The Temple itself was not the sort of place where a faithful Israelite could feel fully at home. This Temple, of course, was not the one built by King Solomon at the height of Israel's political power and religious unity; it was the Temple built by Herod the Great, a substantial expansion of the rudimentary Temple built after some Jews returned from exile in the time of Ezra and Nehemiah. Herod undertook to rebuild the Temple in grand style—he was desperately in need of ways to legitimate his wholly illegitimate claim to be King of the Jews. The style was grand indeed—because Herod, ever loyal to Rome, built the Temple using Roman architectural features, including a Roman-style double colonnade. To the Jewish residents of Palestine, surely any Temple, even one built by a Roman vassal in Roman style, was better than none. Yet dissatisfaction with the Temple was endemic in Jesus' day.

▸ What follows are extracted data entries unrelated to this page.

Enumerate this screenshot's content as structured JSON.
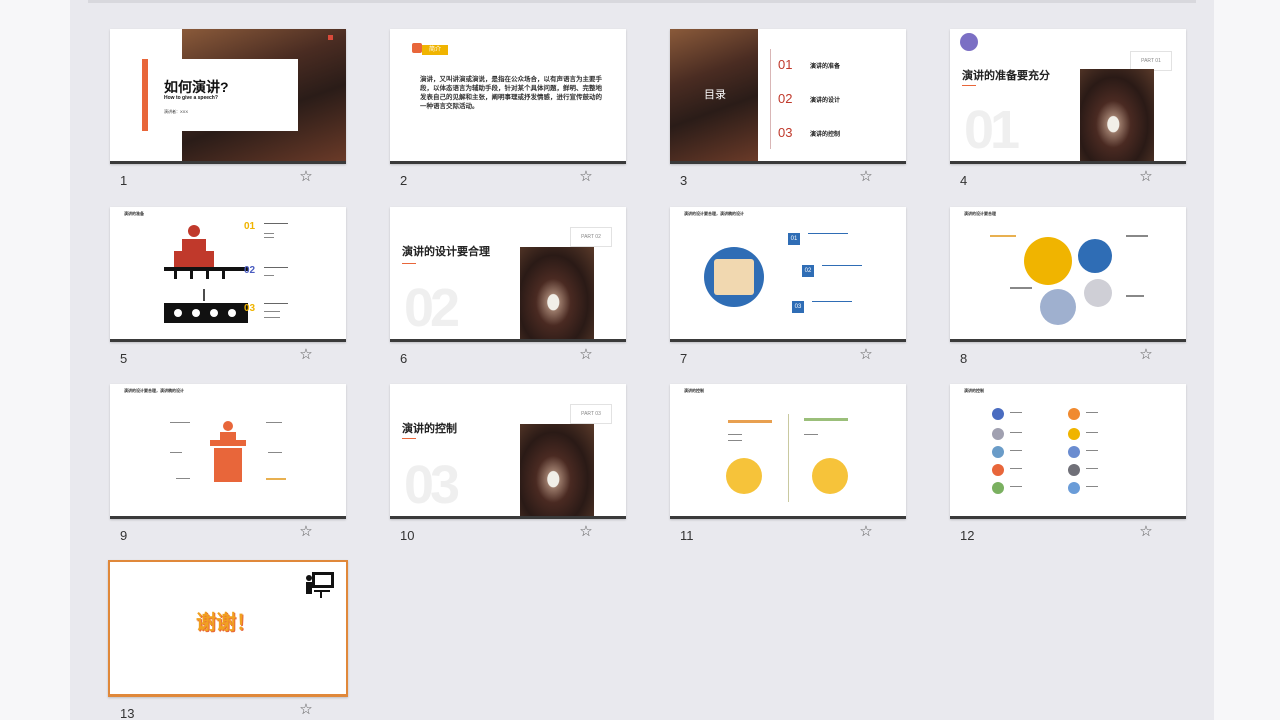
{
  "slides": [
    {
      "number": "1",
      "title": "如何演讲?",
      "subtitle": "How to give a speech?",
      "presenter": "演讲者：XXX"
    },
    {
      "number": "2",
      "badge": "简介",
      "body": "演讲，又叫讲演或演说，是指在公众场合，以有声语言为主要手段，以体态语言为辅助手段，针对某个具体问题，鲜明、完整地发表自己的见解和主张，阐明事理或抒发情感，进行宣传鼓动的一种语言交际活动。"
    },
    {
      "number": "3",
      "toc_title": "目录",
      "items": [
        {
          "num": "01",
          "label": "演讲的准备"
        },
        {
          "num": "02",
          "label": "演讲的设计"
        },
        {
          "num": "03",
          "label": "演讲的控制"
        }
      ]
    },
    {
      "number": "4",
      "title": "演讲的准备要充分",
      "part": "PART 01",
      "big_num": "01"
    },
    {
      "number": "5",
      "header": "演讲的准备",
      "items": [
        {
          "num": "01"
        },
        {
          "num": "02"
        },
        {
          "num": "03"
        }
      ]
    },
    {
      "number": "6",
      "title": "演讲的设计要合理",
      "part": "PART 02",
      "big_num": "02"
    },
    {
      "number": "7",
      "header": "演讲的设计要合理，演讲稿的设计",
      "items": [
        {
          "num": "01"
        },
        {
          "num": "02"
        },
        {
          "num": "03"
        }
      ]
    },
    {
      "number": "8",
      "header": "演讲的设计要合理"
    },
    {
      "number": "9",
      "header": "演讲的设计要合理，演讲稿的设计"
    },
    {
      "number": "10",
      "title": "演讲的控制",
      "part": "PART 03",
      "big_num": "03"
    },
    {
      "number": "11",
      "header": "演讲的控制"
    },
    {
      "number": "12",
      "header": "演讲的控制"
    },
    {
      "number": "13",
      "thanks": "谢谢！"
    }
  ],
  "colors": {
    "accent_orange": "#e8663a",
    "accent_red": "#c0392b",
    "gold": "#f0b400",
    "blue": "#2f6db5",
    "sorter_bg": "#e9e9ee",
    "selected_border": "#e0883a"
  },
  "icons": {
    "favorite": "star-icon",
    "presenter": "presenter-icon"
  }
}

And for a faithful Jew, Jerusalem was a confusing place—full of memories of a glorious past, but full of reminders of just how far Israel had fallen. Jerusalem itself was a city in exile, a city of compromises. The religious teachers of whom Jesus was asking such intelligent questions had in one way or another made their peace with Herod's own Sage Chapel.
All this helps us to recover the proper sense of shock when Jesus says that he is at home, notwithstanding the signs of exile all around him. Jesus is at home in the midst of this garish, Greco-Roman, syncretistic Temple where the wealthy get lots of attention and the widows are ignored. He's at home in this place where the noise of commerce drowns out the voices of prayer. He is at home where religion serves as a handmaid to the world's most powerful empire. Because he perceives that hidden under the layers of every conceivable form of human rebellion and distortion, this is a place where people still want to know God.
And because he's at home, he has the best questions. At age twelve, on the edge of adulthood, Jesus is not here to teach. When he returns in his thirties, he will indeed teach, with authority, and he will take action against the worst of the Temple's compromises. But here—as a freshman of sorts—we see him asking questions, astonishing questions. Wise questions.
The university began as an attempt to understand God's world, with theology as the queen of sciences. From that origin it has become something very different, but there is something about its original purpose that still makes sense to the people of God. The university, with all its doubts about truth, still seeks truth. Well, we follow someone who claimed to be the Truth, so we too care about seeking truth. The university, with all its arrogance and self-centeredness, still is regularly humbled by how much there is to know and how little we really understand. Well, we are in the business of laying aside our pretensions to understand, admitting that we don't know, and asking our maker to show himself to us.
So we can sit down in the university and say, I'm at home here. And I have some questions. With my Galilean accent, with all my strange religious particularity, with my odd lack of concern about getting my own piece of the economic pie, with my hard-to-pronounce name that says that I belong to an apparently defeated god, with my unusual diet that doesn't bother with the king's royal rations, with my foolish insistence that a crucified and failed Messiah from two thousand years ago holds the key to my identity, I settle down for a few days (while my family desperately worries about me, calls my cell phone every few hours, and hopes I'm eventually coming home). I raise my hand and say, "Can I just ask one thing?"
I wish I had known, the summer before my freshman year, that I belonged here, and that even if I didn't have all the answers, my Father had given me the right questions.